Bazı anlar vardır, susmak gerekir…
Bazı anlar vardır, düşünmek gerekir…
Bazı anlar vardır, ibret almak gerekir…
Bazı anlar vardır, uzaklaşmak gerekir…
Kısaca her “an” aynı tepkiyi vermez insan.
Bazı şeylerin önüne geçilemeyebilir. Bazı şeylerin zarar vermesi azaltılabilir. Bazı şeylerin zarar vermesi önlenebilir. Bunlar çok önceden alınması gerekli tedbirler sayesinde olur. Ancak iş başa düşünce vaziyet değişir. O an yapılması gereken ne ise yapılır. Söylenecek sözler tehir edilir. Zamanı gelince ki mutlaka gelir bir bir izah edilir.
Mahalle yanarken saç taranmaz.
Sel, deprem, yangın, fırtına ve bunlara benzer bazı olumsuz şartlar hiç beklenmedik zamanda karşımıza çıkabilir. Hasarları; alınmış tedbirlere nispeten olur. Bazen insan hatası, bazen mevzuat içtihadı, bazen tatbik hatası, bazen ihmal, bazen beceriksizlik, bazen telaş gibi felaketleri önleyici hususları olan etkenler durumu daha çok zorlaştırabilir.
Can, mühimdir… Canan da… Ancak bazı şartlar ehem mi mühim kılar. Öncelik durumları vardır. Ben devlet dairelerinde “Yangından ilk kurtarılacaklar” ikazını okuduğumda çok şaşırmıştım. Aklıma “İnsandan da mı önce” diye bir soru geldi. Meğer mevzuat bunu emrediyormuş ve “yangın” denilen şey neyse başa gelmeden önce insanlar bilsin diye yazılıyormuş.

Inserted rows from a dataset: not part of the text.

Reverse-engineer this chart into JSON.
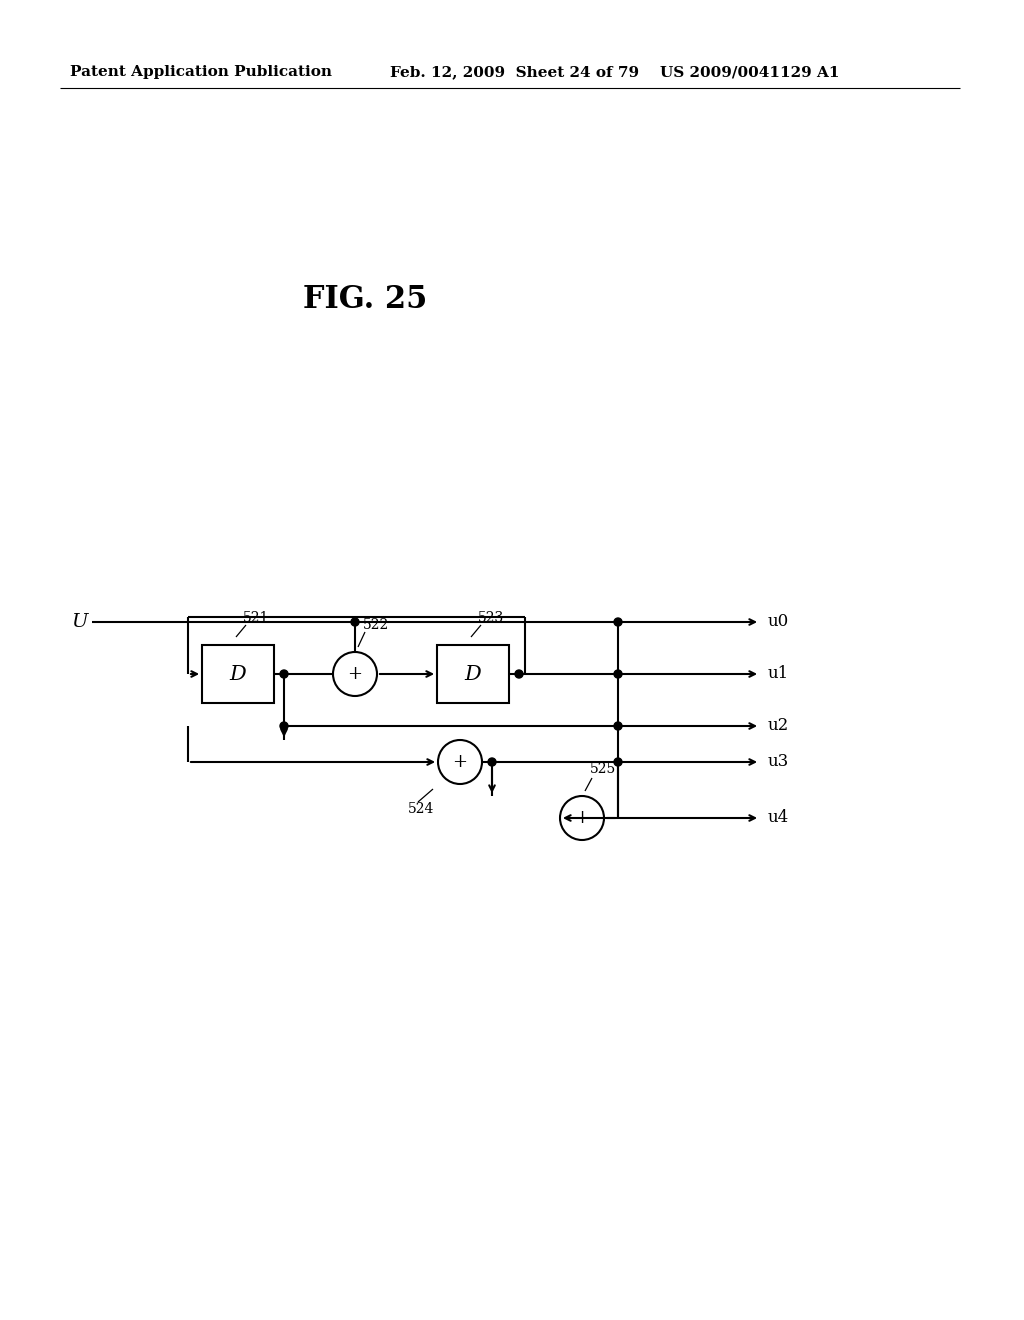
{
  "background_color": "#ffffff",
  "header_left": "Patent Application Publication",
  "header_center": "Feb. 12, 2009  Sheet 24 of 79",
  "header_right": "US 2009/0041129 A1",
  "figure_title": "FIG. 25",
  "header_fontsize": 11,
  "title_fontsize": 22
}
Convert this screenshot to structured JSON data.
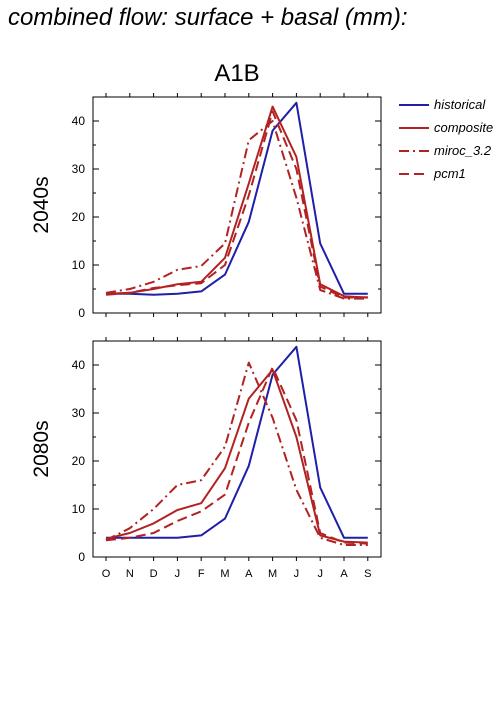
{
  "title": "combined flow: surface + basal (mm):",
  "chart_data": [
    {
      "type": "line",
      "title": "A1B",
      "ylabel": "2040s",
      "xlabel": "",
      "ylim": [
        0,
        45
      ],
      "yticks": [
        0,
        10,
        20,
        30,
        40
      ],
      "categories": [
        "O",
        "N",
        "D",
        "J",
        "F",
        "M",
        "A",
        "M",
        "J",
        "J",
        "A",
        "S"
      ],
      "legend_position": "right",
      "series": [
        {
          "name": "historical",
          "color": "#1f1fa8",
          "dash": "solid",
          "values": [
            4.0,
            4.0,
            3.8,
            4.0,
            4.5,
            8.0,
            19.0,
            38.0,
            43.8,
            14.5,
            4.0,
            4.0
          ]
        },
        {
          "name": "composite",
          "color": "#b22222",
          "dash": "solid",
          "values": [
            4.0,
            4.2,
            5.0,
            6.0,
            6.5,
            11.5,
            27.0,
            43.0,
            32.5,
            6.0,
            3.5,
            3.2
          ]
        },
        {
          "name": "miroc_3.2",
          "color": "#b22222",
          "dash": "dashdot",
          "values": [
            4.2,
            5.0,
            6.5,
            9.0,
            9.8,
            14.5,
            36.0,
            40.0,
            24.0,
            4.8,
            3.0,
            3.0
          ]
        },
        {
          "name": "pcm1",
          "color": "#b22222",
          "dash": "dash",
          "values": [
            3.8,
            4.2,
            5.2,
            5.8,
            6.2,
            10.0,
            24.5,
            42.0,
            30.0,
            5.5,
            3.2,
            3.3
          ]
        }
      ]
    },
    {
      "type": "line",
      "title": "",
      "ylabel": "2080s",
      "xlabel": "",
      "ylim": [
        0,
        45
      ],
      "yticks": [
        0,
        10,
        20,
        30,
        40
      ],
      "categories": [
        "O",
        "N",
        "D",
        "J",
        "F",
        "M",
        "A",
        "M",
        "J",
        "J",
        "A",
        "S"
      ],
      "series": [
        {
          "name": "historical",
          "color": "#1f1fa8",
          "dash": "solid",
          "values": [
            4.0,
            4.0,
            4.0,
            4.0,
            4.5,
            8.0,
            19.0,
            38.0,
            43.8,
            14.5,
            4.0,
            4.0
          ]
        },
        {
          "name": "composite",
          "color": "#b22222",
          "dash": "solid",
          "values": [
            3.8,
            5.0,
            7.0,
            9.8,
            11.2,
            18.5,
            33.0,
            39.0,
            25.0,
            4.5,
            3.2,
            3.0
          ]
        },
        {
          "name": "miroc_3.2",
          "color": "#b22222",
          "dash": "dashdot",
          "values": [
            3.5,
            6.0,
            10.0,
            15.0,
            16.0,
            23.0,
            40.5,
            29.0,
            14.0,
            4.0,
            2.5,
            2.5
          ]
        },
        {
          "name": "pcm1",
          "color": "#b22222",
          "dash": "dash",
          "values": [
            3.5,
            4.0,
            5.0,
            7.5,
            9.5,
            13.0,
            28.0,
            39.5,
            28.5,
            5.0,
            3.0,
            2.8
          ]
        }
      ]
    }
  ]
}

Bazı ülkeler çok tuhaf şeyler olabiliyor. Bir trafik kazası oluyor; millet can derdinde iken uzmanlar trafik kurallarının uygulanmadığında, yetersizliğinden, sahibinin, taşıtın bakım ve onarımını zamanında yaptırmadığından bahseder ama orada bulunan canları nasıl kurtarırım diye akıl etmez. Varsa yoksa işleri “Peynir gemisi yürütmek” olur.
Bir türlü “öncelik” denilen şeyi öğrenemedik. Okullarda verilen “İlk yardım dersleri” bile bize bazı çağrışımlar yaptırmadı. Ameli bilgileri yorumlayıp fiili durumlara müdahale edemedik. Varsa yoksa “Şöyle olsa iyiydi, böyle olsa daha iyiydi” şeklinde olup; cevaben, “Yapılması gerekenlerin yapıldığına dair” açıklamalar sonunda yarınlara tehir edilen mütalaalar kalıyor elimizde.
Ülkenin yaklaşık beşte birini yakinen ilgilendiren bir felaket yaşadık. Yapılacak işlerin öncelik sırasına göre yapılması ve geri kalan zamanlarda da gevezeliğe devam edilmesi. Çünkü biyoloji ilmine göre sağ kurtarılma imkânı var olduğu sürece çalışmaların “engellenmeden” devam etmesidir.
Ne “Saç taramanın” ne de “Peynir gemisi yürütmenin” zamanı değildir. Şairin “Ainesi iştir kişinin” dediği gibi iş yapma zamanıdır.
Ne lüzumsuz söz söylensin, ne de söze cevap vermek için enerji tüketilsin. Vatandaşın yaptığı duyarlığı “Vatandaş üstü” kişilerin de yapması lazım.
Bu durumda anlayamadığım bir atasözü geldi aklıma.
Sükût; ikrardan mı, itirazdan mı gelir?
Bilen beri gelsin.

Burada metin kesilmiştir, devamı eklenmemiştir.